The repository is a PyTorch implementation of transformer. We also implement attentional LSTM and use machine translation to compare the two models. The MT data and preprocessing code is based on the Link. The transformer code is based on the Link
The repository contains two translation pairs: en-fr, en-zh. We provide some example files for illustrating the proper paths of each file. Please follow the steps in setup to download and put the files in their corresponding paths.
- Please download the French-English corpus.
- Unzip the corpus and rename europarl-v7.fr-en.en, europarl-v7.fr-en.fr to en.txt, fr.txt, respectively.

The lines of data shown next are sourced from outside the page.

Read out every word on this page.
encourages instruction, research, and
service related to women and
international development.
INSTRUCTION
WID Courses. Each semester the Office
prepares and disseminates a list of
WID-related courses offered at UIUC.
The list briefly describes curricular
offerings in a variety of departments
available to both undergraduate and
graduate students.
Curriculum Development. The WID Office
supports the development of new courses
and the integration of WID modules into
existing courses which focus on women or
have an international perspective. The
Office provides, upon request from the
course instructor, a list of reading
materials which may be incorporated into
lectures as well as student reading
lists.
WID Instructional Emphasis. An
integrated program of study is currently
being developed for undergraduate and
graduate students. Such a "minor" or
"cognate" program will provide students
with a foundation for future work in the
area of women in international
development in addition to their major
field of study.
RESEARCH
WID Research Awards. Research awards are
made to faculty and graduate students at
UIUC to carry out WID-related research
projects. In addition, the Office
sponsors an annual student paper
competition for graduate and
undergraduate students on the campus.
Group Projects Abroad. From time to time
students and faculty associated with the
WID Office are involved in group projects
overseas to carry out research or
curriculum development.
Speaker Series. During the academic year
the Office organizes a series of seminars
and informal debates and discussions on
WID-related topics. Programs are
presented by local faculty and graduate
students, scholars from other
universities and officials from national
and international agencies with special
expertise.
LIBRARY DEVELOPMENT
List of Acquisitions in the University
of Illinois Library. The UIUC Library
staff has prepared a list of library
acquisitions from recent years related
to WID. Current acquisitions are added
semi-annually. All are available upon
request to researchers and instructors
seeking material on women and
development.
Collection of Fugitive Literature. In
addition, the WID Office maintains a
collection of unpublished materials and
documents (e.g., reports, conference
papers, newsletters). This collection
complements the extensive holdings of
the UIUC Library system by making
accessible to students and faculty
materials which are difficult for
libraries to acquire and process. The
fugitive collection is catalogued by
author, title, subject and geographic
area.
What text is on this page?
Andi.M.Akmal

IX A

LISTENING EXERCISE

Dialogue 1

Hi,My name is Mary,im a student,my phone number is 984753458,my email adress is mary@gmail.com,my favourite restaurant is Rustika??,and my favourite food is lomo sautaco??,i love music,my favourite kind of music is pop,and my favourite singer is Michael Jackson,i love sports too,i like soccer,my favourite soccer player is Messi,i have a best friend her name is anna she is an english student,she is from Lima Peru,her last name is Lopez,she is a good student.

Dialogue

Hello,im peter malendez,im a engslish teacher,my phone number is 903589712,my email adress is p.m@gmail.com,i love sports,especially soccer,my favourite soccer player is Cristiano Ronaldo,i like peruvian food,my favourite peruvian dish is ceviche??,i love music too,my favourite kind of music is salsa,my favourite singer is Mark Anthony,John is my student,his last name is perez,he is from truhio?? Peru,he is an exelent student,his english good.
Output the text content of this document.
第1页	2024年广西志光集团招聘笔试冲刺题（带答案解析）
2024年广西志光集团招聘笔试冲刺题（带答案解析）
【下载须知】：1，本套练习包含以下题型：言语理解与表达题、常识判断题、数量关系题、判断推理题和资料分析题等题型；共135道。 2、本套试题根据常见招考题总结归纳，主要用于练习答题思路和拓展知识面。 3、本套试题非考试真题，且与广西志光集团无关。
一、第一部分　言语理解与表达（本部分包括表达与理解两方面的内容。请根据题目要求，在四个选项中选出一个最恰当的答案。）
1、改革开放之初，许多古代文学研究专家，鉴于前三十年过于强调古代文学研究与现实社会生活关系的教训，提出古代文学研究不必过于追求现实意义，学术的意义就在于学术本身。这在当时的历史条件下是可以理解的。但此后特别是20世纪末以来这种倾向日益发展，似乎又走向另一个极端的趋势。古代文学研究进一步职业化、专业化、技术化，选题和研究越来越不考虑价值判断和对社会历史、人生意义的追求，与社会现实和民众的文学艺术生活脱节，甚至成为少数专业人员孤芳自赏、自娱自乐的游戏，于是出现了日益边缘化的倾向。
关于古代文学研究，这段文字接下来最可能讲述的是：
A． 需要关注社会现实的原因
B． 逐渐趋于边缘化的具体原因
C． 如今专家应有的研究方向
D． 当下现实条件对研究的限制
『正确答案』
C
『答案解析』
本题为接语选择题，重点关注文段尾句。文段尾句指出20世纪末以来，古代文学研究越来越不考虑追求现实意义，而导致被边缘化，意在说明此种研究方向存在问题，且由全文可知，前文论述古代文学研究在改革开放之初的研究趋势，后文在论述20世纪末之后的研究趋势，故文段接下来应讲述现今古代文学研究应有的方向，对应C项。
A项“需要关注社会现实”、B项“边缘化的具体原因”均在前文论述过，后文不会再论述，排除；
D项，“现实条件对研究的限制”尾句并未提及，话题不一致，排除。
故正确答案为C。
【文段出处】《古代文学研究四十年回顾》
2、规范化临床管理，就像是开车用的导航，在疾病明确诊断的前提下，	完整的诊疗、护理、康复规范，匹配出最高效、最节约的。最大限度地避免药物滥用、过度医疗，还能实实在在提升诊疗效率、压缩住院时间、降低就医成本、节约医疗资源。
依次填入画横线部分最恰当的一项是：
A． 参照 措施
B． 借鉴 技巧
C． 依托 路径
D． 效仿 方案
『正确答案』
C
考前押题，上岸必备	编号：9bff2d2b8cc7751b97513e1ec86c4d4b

- Put en.txt, fr.txt in datasets/en_fr
- Download the SpaCy models we need for preprocessing. The full list of languages of SpaCy is here.
python -m spacy download en_core_web_sm
python -m spacy download fr_core_news_sm
Use bash run.sh
to run the code, it would generate the following items in directory results
.
- model.cpu.pt : The model which can be loaded with CPU environment.
- model.pt: The model which can be loaded with GPU or CPU environment, based on if the model is trained with GPU.
- src.vocab: Source language vocabulary.
- tgt.vocab: Target language vocabulary.
Specify the model_type variable to be Transformer or LSTM.
We use Back-translated news released by WMT20 for our English-Chinese Translation dataset. The dataset could be found here
- Python: 3.8.10
- torch: 1.9.0
- torchtext: 0.10.0
- CUDA: 11.3